L’aumento della tensione provoca anche un’impennata dei costi. I prezzi delle merci sulle rotte tra l’Asia e il Mediterraneo sono aumentati del 9% a novembre, e i costi tra i porti cinesi e Israele tra il 16% e il 36%, secondo il media israeliano Globes. Anche l’Egitto, che possiede e gestisce il Canale di Suez (entrate per 8,6 miliardi di euro nel 2022), ha deciso di aumentare le tariffe di transito, oltre all’aumento che applica ogni anno. “Stiamo assistendo a un aumento”, osserva un armatore.

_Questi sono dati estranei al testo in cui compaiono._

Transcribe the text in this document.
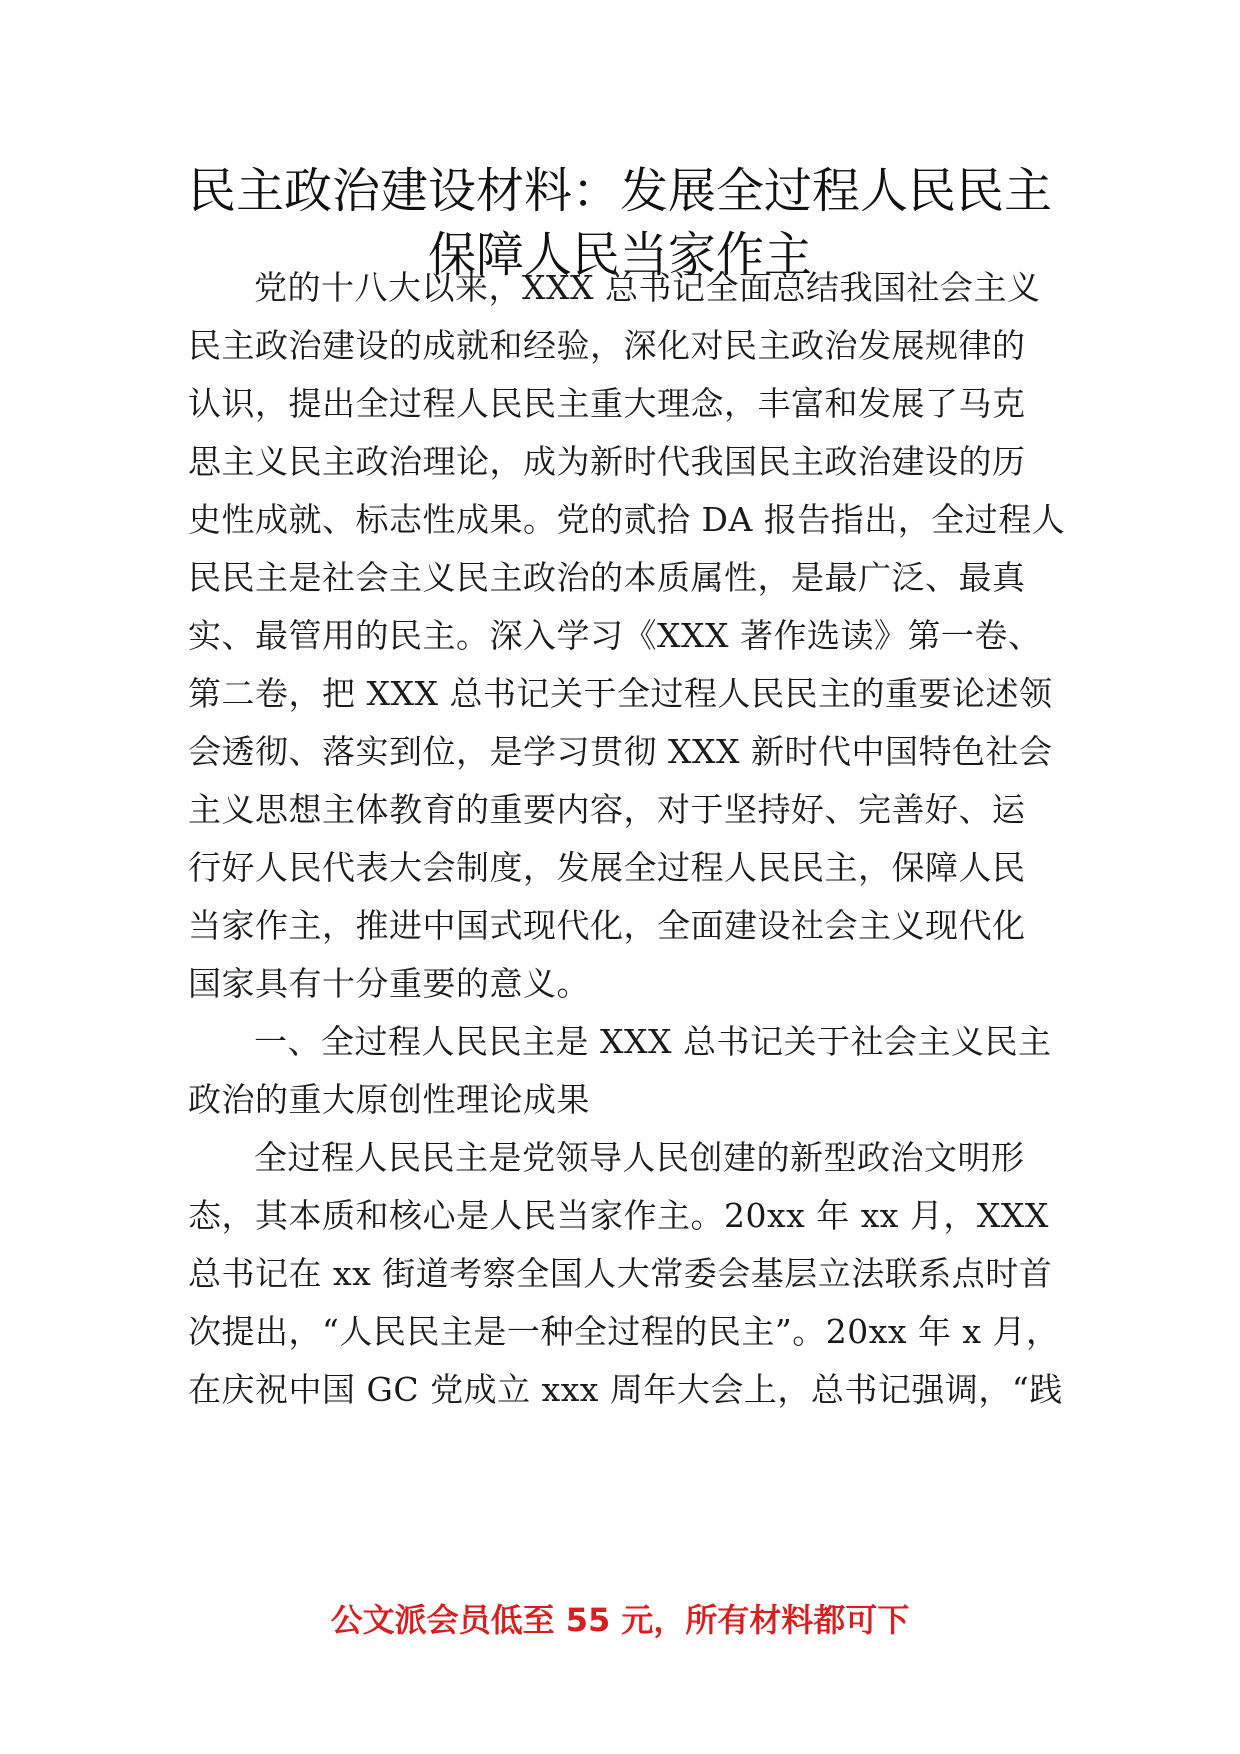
民主政治建设材料：发展全过程人民民主
保障人民当家作主
党的十八大以来，XXX 总书记全面总结我国社会主义
民主政治建设的成就和经验，深化对民主政治发展规律的
认识，提出全过程人民民主重大理念，丰富和发展了马克
思主义民主政治理论，成为新时代我国民主政治建设的历
史性成就、标志性成果。党的贰拾 DA 报告指出，全过程人
民民主是社会主义民主政治的本质属性，是最广泛、最真
实、最管用的民主。深入学习《XXX 著作选读》第一卷、
第二卷，把 XXX 总书记关于全过程人民民主的重要论述领
会透彻、落实到位，是学习贯彻 XXX 新时代中国特色社会
主义思想主体教育的重要内容，对于坚持好、完善好、运
行好人民代表大会制度，发展全过程人民民主，保障人民
当家作主，推进中国式现代化，全面建设社会主义现代化
国家具有十分重要的意义。
一、全过程人民民主是 XXX 总书记关于社会主义民主
政治的重大原创性理论成果
全过程人民民主是党领导人民创建的新型政治文明形
态，其本质和核心是人民当家作主。20xx 年 xx 月，XXX
总书记在 xx 街道考察全国人大常委会基层立法联系点时首
次提出，“人民民主是一种全过程的民主”。20xx 年 x 月，
在庆祝中国 GC 党成立 xxx 周年大会上，总书记强调，“践
公文派会员低至 55 元，所有材料都可下
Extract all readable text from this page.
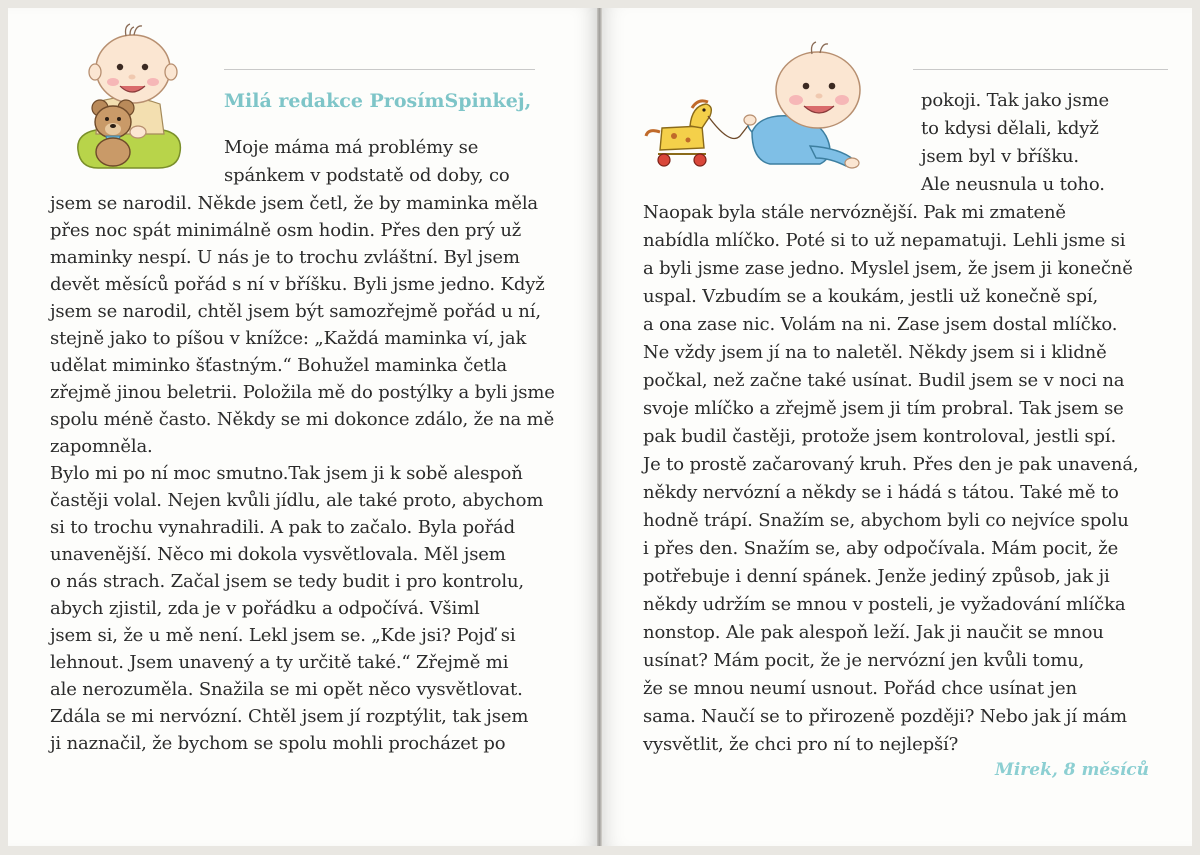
Milá redakce ProsímSpinkej,
Moje máma má problémy se
spánkem v podstatě od doby, co
jsem se narodil. Někde jsem četl, že by maminka měla
přes noc spát minimálně osm hodin. Přes den prý už
maminky nespí. U nás je to trochu zvláštní. Byl jsem
devět měsíců pořád s ní v bříšku. Byli jsme jedno. Když
jsem se narodil, chtěl jsem být samozřejmě pořád u ní,
stejně jako to píšou v knížce: „Každá maminka ví, jak
udělat miminko šťastným.“ Bohužel maminka četla
zřejmě jinou beletrii. Položila mě do postýlky a byli jsme
spolu méně často. Někdy se mi dokonce zdálo, že na mě
zapomněla.
Bylo mi po ní moc smutno.Tak jsem ji k sobě alespoň
častěji volal. Nejen kvůli jídlu, ale také proto, abychom
si to trochu vynahradili. A pak to začalo. Byla pořád
unavenější. Něco mi dokola vysvětlovala. Měl jsem
o nás strach. Začal jsem se tedy budit i pro kontrolu,
abych zjistil, zda je v pořádku a odpočívá. Všiml
jsem si, že u mě není. Lekl jsem se. „Kde jsi? Pojď si
lehnout. Jsem unavený a ty určitě také.“ Zřejmě mi
ale nerozuměla. Snažila se mi opět něco vysvětlovat.
Zdála se mi nervózní. Chtěl jsem jí rozptýlit, tak jsem
ji naznačil, že bychom se spolu mohli procházet po
pokoji. Tak jako jsme
to kdysi dělali, když
jsem byl v bříšku.
Ale neusnula u toho.
Naopak byla stále nervóznější. Pak mi zmateně
nabídla mlíčko. Poté si to už nepamatuji. Lehli jsme si
a byli jsme zase jedno. Myslel jsem, že jsem ji konečně
uspal. Vzbudím se a koukám, jestli už konečně spí,
a ona zase nic. Volám na ni. Zase jsem dostal mlíčko.
Ne vždy jsem jí na to naletěl. Někdy jsem si i klidně
počkal, než začne také usínat. Budil jsem se v noci na
svoje mlíčko a zřejmě jsem ji tím probral. Tak jsem se
pak budil častěji, protože jsem kontroloval, jestli spí.
Je to prostě začarovaný kruh. Přes den je pak unavená,
někdy nervózní a někdy se i hádá s tátou. Také mě to
hodně trápí. Snažím se, abychom byli co nejvíce spolu
i přes den. Snažím se, aby odpočívala. Mám pocit, že
potřebuje i denní spánek. Jenže jediný způsob, jak ji
někdy udržím se mnou v posteli, je vyžadování mlíčka
nonstop. Ale pak alespoň leží. Jak ji naučit se mnou
usínat? Mám pocit, že je nervózní jen kvůli tomu,
že se mnou neumí usnout. Pořád chce usínat jen
sama. Naučí se to přirozeně později? Nebo jak jí mám
vysvětlit, že chci pro ní to nejlepší?
Mirek, 8 měsíců
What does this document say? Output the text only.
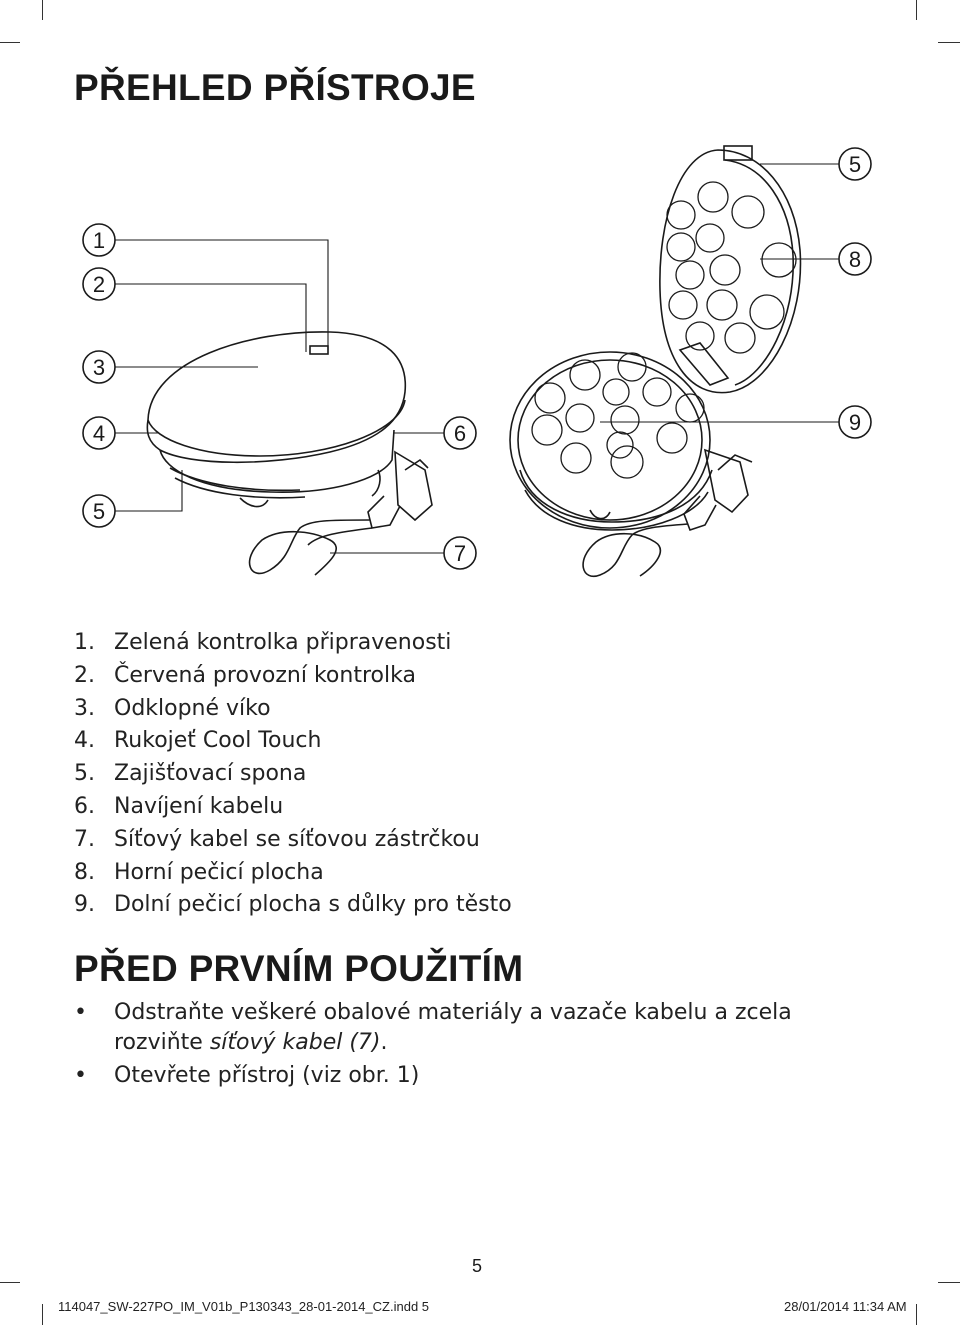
PŘEHLED PŘÍSTROJE
1
2
3
4
5
6
7
5
8
9
1. Zelená kontrolka připravenosti
2. Červená provozní kontrolka
3. Odklopné víko
4. Rukojeť Cool Touch
5. Zajišťovací spona
6. Navíjení kabelu
7. Síťový kabel se síťovou zástrčkou
8. Horní pečicí plocha
9. Dolní pečicí plocha s důlky pro těsto
PŘED PRVNÍM POUŽITÍM
• Odstraňte veškeré obalové materiály a vazače kabelu a zcela rozviňte síťový kabel (7).
• Otevřete přístroj (viz obr. 1)
5
114047_SW-227PO_IM_V01b_P130343_28-01-2014_CZ.indd 5	28/01/2014 11:34 AM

Gli attacchi degli Houthisti, che utilizzano principalmente droni a basso costo (tra i 10.000 e i 50.000 euro l’uno), stanno mettendo a dura prova anche la sostenibilità delle risorse impegnate dalle marine militari per contrastarli. Nelle ultime settimane, la Marina statunitense e quella francese hanno dovuto sparare missili del valore di diversi milioni di euro per proteggere le loro navi o le loro imbarcazioni commerciali. Quando si “uccide” uno Shahed [un drone iraniano a basso costo] con un Aster [il missile francese utilizzato in particolare nel Mar Rosso], in realtà è lo Shahed che ha ucciso l’Aster”, ha dichiarato il capo di Stato Maggiore delle forze armate francesi, generale Thierry Burkhard, in una conferenza tenutasi il 7 dicembre presso l’Institut Montaigne di Parigi.

“Per il momento non si è verificata una situazione in cui le capacità di difesa aerea militare sono state sconfitte. La situazione rimane sostenibile. Non c’è una pioggia di missili. Ma gli Houthi hanno le risorse per esercitare una pressione a lungo termine e questo rappresenta una vera sfida per la strategia americana nella regione. L’amministrazione americana è ansiosa di non trovarsi a rilanciare una guerra con lo Yemen”, riassume Jean-Loup Samaan, dell’Università Nazionale di Singapore.

“Prendere di mira navi civili, intenzionalmente o sconsideratamente, è un crimine di guerra. Gli Houthi sostengono di attaccare le navi a sostegno di Gaza. Ma stanno attaccando e mettendo in pericolo civili e navi che non hanno alcun collegamento con alcun obiettivo militare israeliano noto”, ha denunciato l’ONG Human Rights Watch.